Answer: Yes, upon request
The title and contact information of the privacy officer must be published on the organization's website or, if it does not have a website, made accessible by any other appropriate means. An organization is therefore not required to proactively communicate the contact information of the privacy officer to the Commission d'accès à l'information du Québec; however, it will have to provide it in a reactive manner if the Commission requests it.
Quesion: Are duties and responsibilities of the privacy officer prescribed by the new Québec law?
Answer: Yes, but the organization must rely on the law and further detail the job description and responsibilities
The new Québec law explicitly sets out a number of duties and responsibilities of the privacy officer, including approving privacy policies and practices, participating in privacy impact assessments, and participating in assessing harm caused by a confidentiality incident. However, it is also up to the organization to establish a more specific job description and responsibilities that are specifically tailored to the organization and its internal structure.
Question: Is the definition of "confidentiality incident" under the new Québec law the same as the definition of "breach of security safeguards" in the current federal legislation?
Answer: It is similar, but there are some key variations
The new Québec law defines "confidentiality incident" as the unauthorized access, use or disclosure of personal information, the loss of personal information or any other breach of personal information. It should be noted that this definition includes unauthorized use of personal information, which makes it significantly broader than the definition of "breach of security safeguards" in the current federal legislation, and includes any form of "use" without consent, which raises questions of interpretation and application.
Question: If an organization has reason to believe a confidentiality incident has occurred, does the obligation to take reasonable measures to reduce the risk of injury and prevent future incidents of the same nature arise solely from the new Québec law?
Answer: No, not only
The new Québec law requires organizations that have "reason to believe" that a confidentiality incident has occurred to take "reasonable steps to reduce the risk of harm being caused and to prevent similar incidents from occurring in the future," but this obligation also arises from the general liability regime imposed by the Québec Civil Code.
Question: Under the new Québec law, must all confidentiality incidents be notified to the affected individuals and the Commission d'accès à l'information du Québec?

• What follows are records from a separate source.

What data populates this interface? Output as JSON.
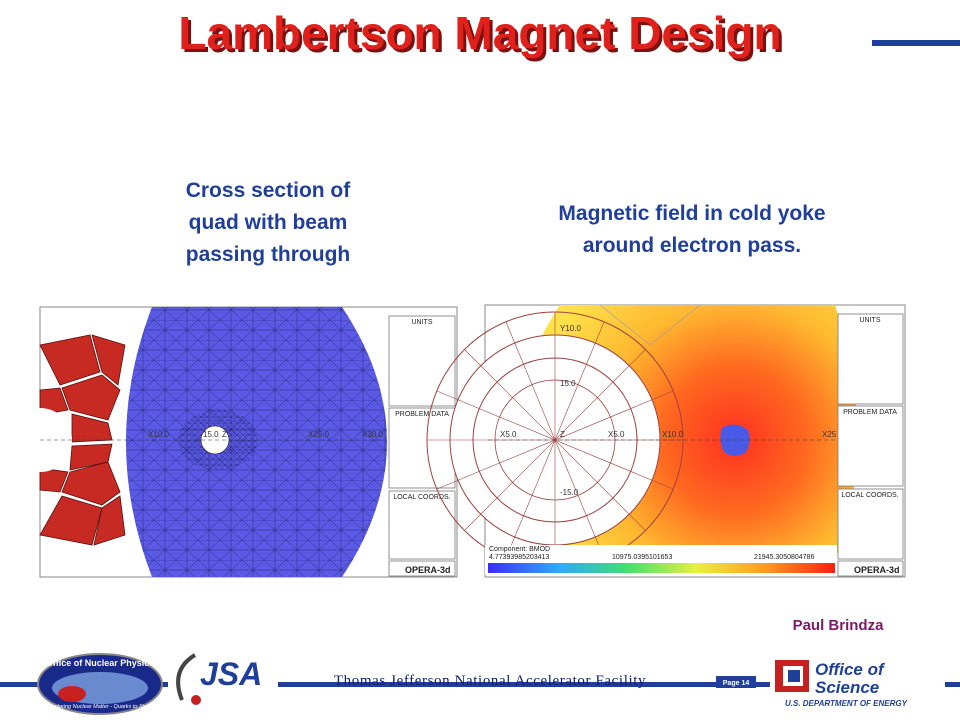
{
  "header": {
    "title": "Lambertson Magnet Design"
  },
  "panels": [
    {
      "caption": [
        "Cross section of",
        "quad with beam",
        "passing through"
      ],
      "image": {
        "axis_labels": [
          "X10.0",
          "15.0",
          "Z",
          "X25.0",
          "X30.0"
        ],
        "sidebar": [
          "UNITS",
          "PROBLEM DATA",
          "LOCAL COORDS."
        ],
        "software": "OPERA-3d"
      }
    },
    {
      "caption": [
        "Magnetic field in cold yoke",
        "around electron pass."
      ],
      "image": {
        "axis_labels": [
          "Y10.0",
          "15.0",
          "X5.0",
          "Z",
          "X5.0",
          "X10.0",
          "X25",
          "-15.0"
        ],
        "component": "Component: BMOD",
        "scale_labels": [
          "4.77393985203413",
          "10975.0395101653",
          "21945.3050804786"
        ],
        "sidebar": [
          "UNITS",
          "PROBLEM DATA",
          "LOCAL COORDS."
        ],
        "software": "OPERA-3d"
      }
    }
  ],
  "author": "Paul Brindza",
  "footer": {
    "lab": "Thomas Jefferson National Accelerator Facility",
    "page": "Page 14",
    "logos": {
      "nuclear_physics": [
        "Office of Nuclear Physics",
        "Exploring Nuclear Matter - Quarks to Stars"
      ],
      "jsa": "JSA",
      "science": [
        "Office of",
        "Science",
        "U.S. DEPARTMENT OF ENERGY"
      ]
    }
  }
}
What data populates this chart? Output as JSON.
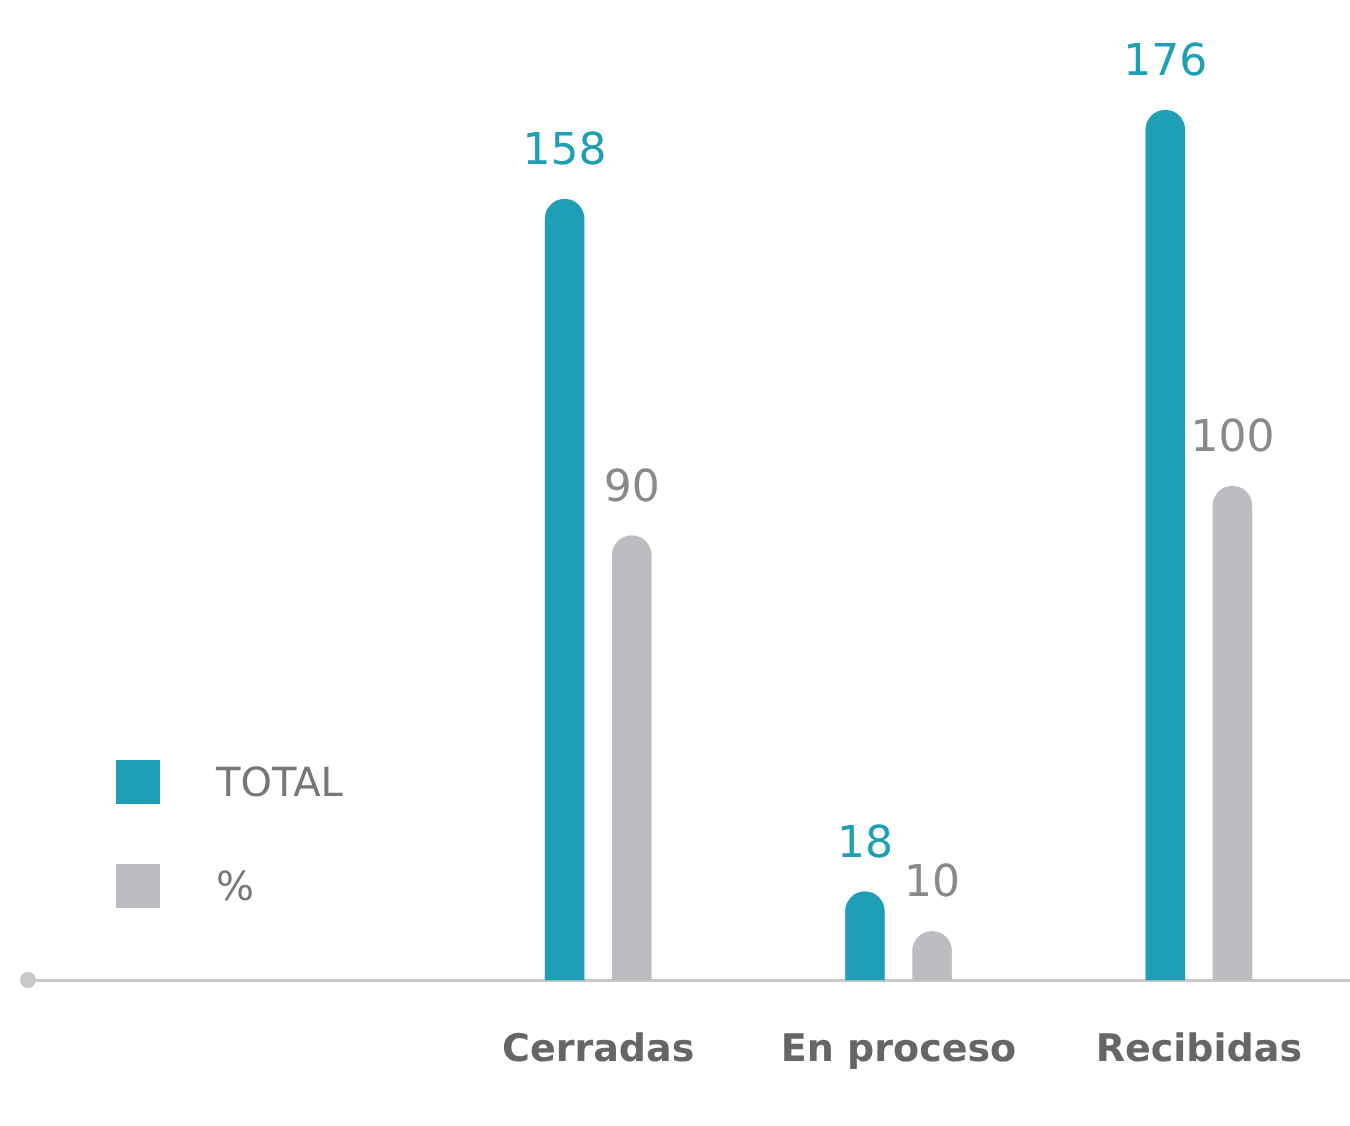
{
  "chart_data": {
    "type": "bar",
    "categories": [
      "Cerradas",
      "En proceso",
      "Recibidas"
    ],
    "series": [
      {
        "name": "TOTAL",
        "color": "#1f9fb5",
        "values": [
          158,
          18,
          176
        ]
      },
      {
        "name": "%",
        "color": "#bdbdc1",
        "values": [
          90,
          10,
          100
        ]
      }
    ],
    "data_labels": true,
    "legend": "left",
    "grid": false
  }
}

Answer: No, only incidents presenting a "risk of serious injury" must be notified
Organizations must notify the Commission d'accès à l'information du Québec and the affected individuals of any confidentiality incident involving personal information that presents a "risk of serious injury." However, unlike the current federal legislation, there is no mention of the word "real" in the phrase "risk of serious injury," which may indicate that the notification requirements in Québec are potentially more stringent than at the federal level.
Question: Do organizations need to start keeping a register of all breaches under the new Québec law?
Answer: Yes, for a possible five-year period
Organizations must keep a register of all incidents, a copy of which must be transmitted to the Commission d'accès à l'information du Québec upon request. The draft regulation on confidentiality incidents proposes a retention period of five years after the incident is known, while the federal government has set a retention period of 24 months.
Question: When do organizations have to declare the creation of a biometric database to the Commission d'accès à l'information du Québec under the new Québec law?
Answer: 60 days before the database's implementation
Organizations must declare any creation of biometric databases to the Commission d'accès à l'information du Québec no later than 60 days before they are implemented. The new Québec law thus specifies a maximum period for this prior disclosure that did not exist before.